Article rédigé par Corinne Jeammet
France Télévisions - Rédaction Culture
Publié Mis à jour
Temps de lecture : 6min
Maximiliano Modesti (à gauche) et le travail des artisans dans les ateliers de Bombay en Inde, 2019 (Maison Mayad)

Maximiliano Modesti quitte en 1998 la France pour l'Inde. A Bombay, il se forme au métier de brodeur puis crée des ateliers de broderies, qui oeuvrent aujourd'hui pour les plus grands noms de la haute couture internationale. Depuis près de 25 ans, il milite au quotidien pour donner aux artisans brodeurs une vraie place dans la société indienne. Son souhait : valoriser ce savoir-faire et ces gestes d’exception dans des ateliers du bout du monde.  

De passage à Paris pendant la Fashion Week de mars 2020, il a présenté maison Mayad et ses robes brodées qui foulent les catwalks des Fashion Weeks internationales. Rencontre avec un homme passionné et passionnant.

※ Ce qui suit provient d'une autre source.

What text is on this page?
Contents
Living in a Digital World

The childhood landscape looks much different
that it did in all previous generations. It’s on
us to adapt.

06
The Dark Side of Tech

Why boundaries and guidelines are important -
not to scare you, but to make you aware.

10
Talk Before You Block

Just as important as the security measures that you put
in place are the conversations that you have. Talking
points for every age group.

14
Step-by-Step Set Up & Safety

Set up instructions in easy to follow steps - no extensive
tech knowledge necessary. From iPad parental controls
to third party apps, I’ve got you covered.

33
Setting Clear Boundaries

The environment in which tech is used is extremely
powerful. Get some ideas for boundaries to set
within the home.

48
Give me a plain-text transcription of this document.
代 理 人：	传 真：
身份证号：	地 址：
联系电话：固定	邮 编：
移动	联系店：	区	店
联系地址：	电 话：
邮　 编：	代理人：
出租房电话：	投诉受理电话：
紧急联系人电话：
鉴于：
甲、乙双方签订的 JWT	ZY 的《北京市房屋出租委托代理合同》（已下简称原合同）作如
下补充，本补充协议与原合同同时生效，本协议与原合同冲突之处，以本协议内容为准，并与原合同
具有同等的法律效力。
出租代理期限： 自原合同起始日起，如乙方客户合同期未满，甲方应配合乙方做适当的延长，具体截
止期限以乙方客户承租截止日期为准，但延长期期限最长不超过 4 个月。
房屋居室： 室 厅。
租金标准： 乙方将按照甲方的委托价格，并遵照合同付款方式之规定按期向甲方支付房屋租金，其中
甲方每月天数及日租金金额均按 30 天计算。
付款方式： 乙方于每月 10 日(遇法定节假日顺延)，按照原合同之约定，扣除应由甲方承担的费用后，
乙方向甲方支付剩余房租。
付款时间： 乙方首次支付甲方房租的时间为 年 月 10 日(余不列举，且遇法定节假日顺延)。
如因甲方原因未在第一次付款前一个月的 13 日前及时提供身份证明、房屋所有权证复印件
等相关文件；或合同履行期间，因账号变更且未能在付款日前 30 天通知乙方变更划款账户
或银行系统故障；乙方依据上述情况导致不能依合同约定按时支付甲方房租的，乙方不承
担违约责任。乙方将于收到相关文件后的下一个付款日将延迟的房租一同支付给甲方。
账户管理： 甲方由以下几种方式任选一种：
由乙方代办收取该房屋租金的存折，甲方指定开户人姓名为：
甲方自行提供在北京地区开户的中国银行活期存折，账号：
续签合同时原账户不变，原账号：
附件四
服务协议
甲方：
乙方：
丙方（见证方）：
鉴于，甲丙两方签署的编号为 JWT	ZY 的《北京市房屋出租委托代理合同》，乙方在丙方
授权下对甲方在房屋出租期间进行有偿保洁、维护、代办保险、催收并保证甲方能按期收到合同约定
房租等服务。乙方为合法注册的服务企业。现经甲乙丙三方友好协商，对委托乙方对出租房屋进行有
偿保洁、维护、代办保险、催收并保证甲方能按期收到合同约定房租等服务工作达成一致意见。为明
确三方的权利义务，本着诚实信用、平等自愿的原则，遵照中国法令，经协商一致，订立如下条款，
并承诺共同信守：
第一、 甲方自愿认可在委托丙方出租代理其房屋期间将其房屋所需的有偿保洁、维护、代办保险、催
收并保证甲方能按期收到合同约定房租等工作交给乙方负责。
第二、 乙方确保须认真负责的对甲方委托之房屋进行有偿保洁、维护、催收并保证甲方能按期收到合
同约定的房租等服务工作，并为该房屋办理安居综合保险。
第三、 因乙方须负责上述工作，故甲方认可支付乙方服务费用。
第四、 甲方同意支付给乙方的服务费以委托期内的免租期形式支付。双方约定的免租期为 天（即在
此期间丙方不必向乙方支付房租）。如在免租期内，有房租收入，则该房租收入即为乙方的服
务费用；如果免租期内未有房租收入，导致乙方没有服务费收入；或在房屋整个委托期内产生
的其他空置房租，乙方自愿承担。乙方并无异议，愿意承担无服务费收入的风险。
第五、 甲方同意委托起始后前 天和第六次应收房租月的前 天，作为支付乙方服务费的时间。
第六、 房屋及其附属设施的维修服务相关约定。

L’Inde, un pays de tradition pour la broderie

En Inde foisonne une mosaïque de peuples, de cultures et de savoir-faire. Les brodeurs y excellent. Le métier est principalement effectué par des hommes, qui pérennisent la profession.

Jadis, ces brodeurs ont quitté familles et régions d’origine pour rejoindre Bombay.  Au 17e siècle, le développement de la broderie perse est encouragé par les empereurs moghols qui invitent les artisans perses à s’installer en Inde. "Autour des cours royales impériales, il y a alors une effervescence de savoir-faire pour répondre aux demandes des familles royales" explique Maximiliano Modesti.  

Travail de broderie réalisé par un artisan pour la maison Mayad, à Bombay en Inde. 2020 (MAISON MAYAD)

De Venise à Bombay, un parcours multiculturel et une aventure humaine

Né à Venise en Italie, Maximiliano Modesti est passé par le studio Bercot et l’Institut Français de la mode à Paris. En 1993, il travaille chez Azzedine Alaïa. Quatre années essentielles qui vont changer sa vie : aux côtés du couturier, il comprend que son avenir n'est pas d'être styliste mais décorateur de robes.

"Mon premier voyage en Inde est en mars 1993 dans le cadre de ma thèse à l'IFM. J'ai pris la décision de m'y installer définitivement le 1er mars 1998 après avoir quitté le studio d'Azzedine Alaia. J'ai pris un billet aller simple, je m'en souviens très précisément, c'était le 26 février, date de l'anniversaire d'Azzedine. J'ai attendu cette date avant de partir sans le prévenir". C’est dans la ville de Bombay, qui accueille 50.000 brodeurs, qu’il s'installe. Il apprend le métier auprès du maître brodeur Liakad qui lui enseigne comment communiquer avec les artisans indiens, avant d'ouvrir son premier atelier, 2M en 1998. Aujourd’hui, il emploie 600 brodeurs sur deux sites entre Bombay et Lucknow. Ces artisans travaillent pour les plus grands noms de la haute couture internationale.

Maximiliano Modesti, entrepreneur de mode basé entre la France et l'Inde depuis 25 ans. Sa passion : la broderie. 2019 (ABHAY MASKARA)

Donner aux brodeurs une vraie place dans la société indienne

Maximiliano Modesti milite au quotidien pour donner à ces artisans une vraie place dans la société indienne. Selon la tradition indienne, les brodeurs sont payés à la journée. "En 2005, j'ai décidé que pour soutenir la formation et la reconnaissance des brodeurs, il fallait passer à un système d'emploi salarié afin de les responsabiliser". Pour lui "il faut garantir aux brodeurs une continuité pour apprendre à se perfectionner et devenir eux-mêmes peut-être des entrepreneurs". 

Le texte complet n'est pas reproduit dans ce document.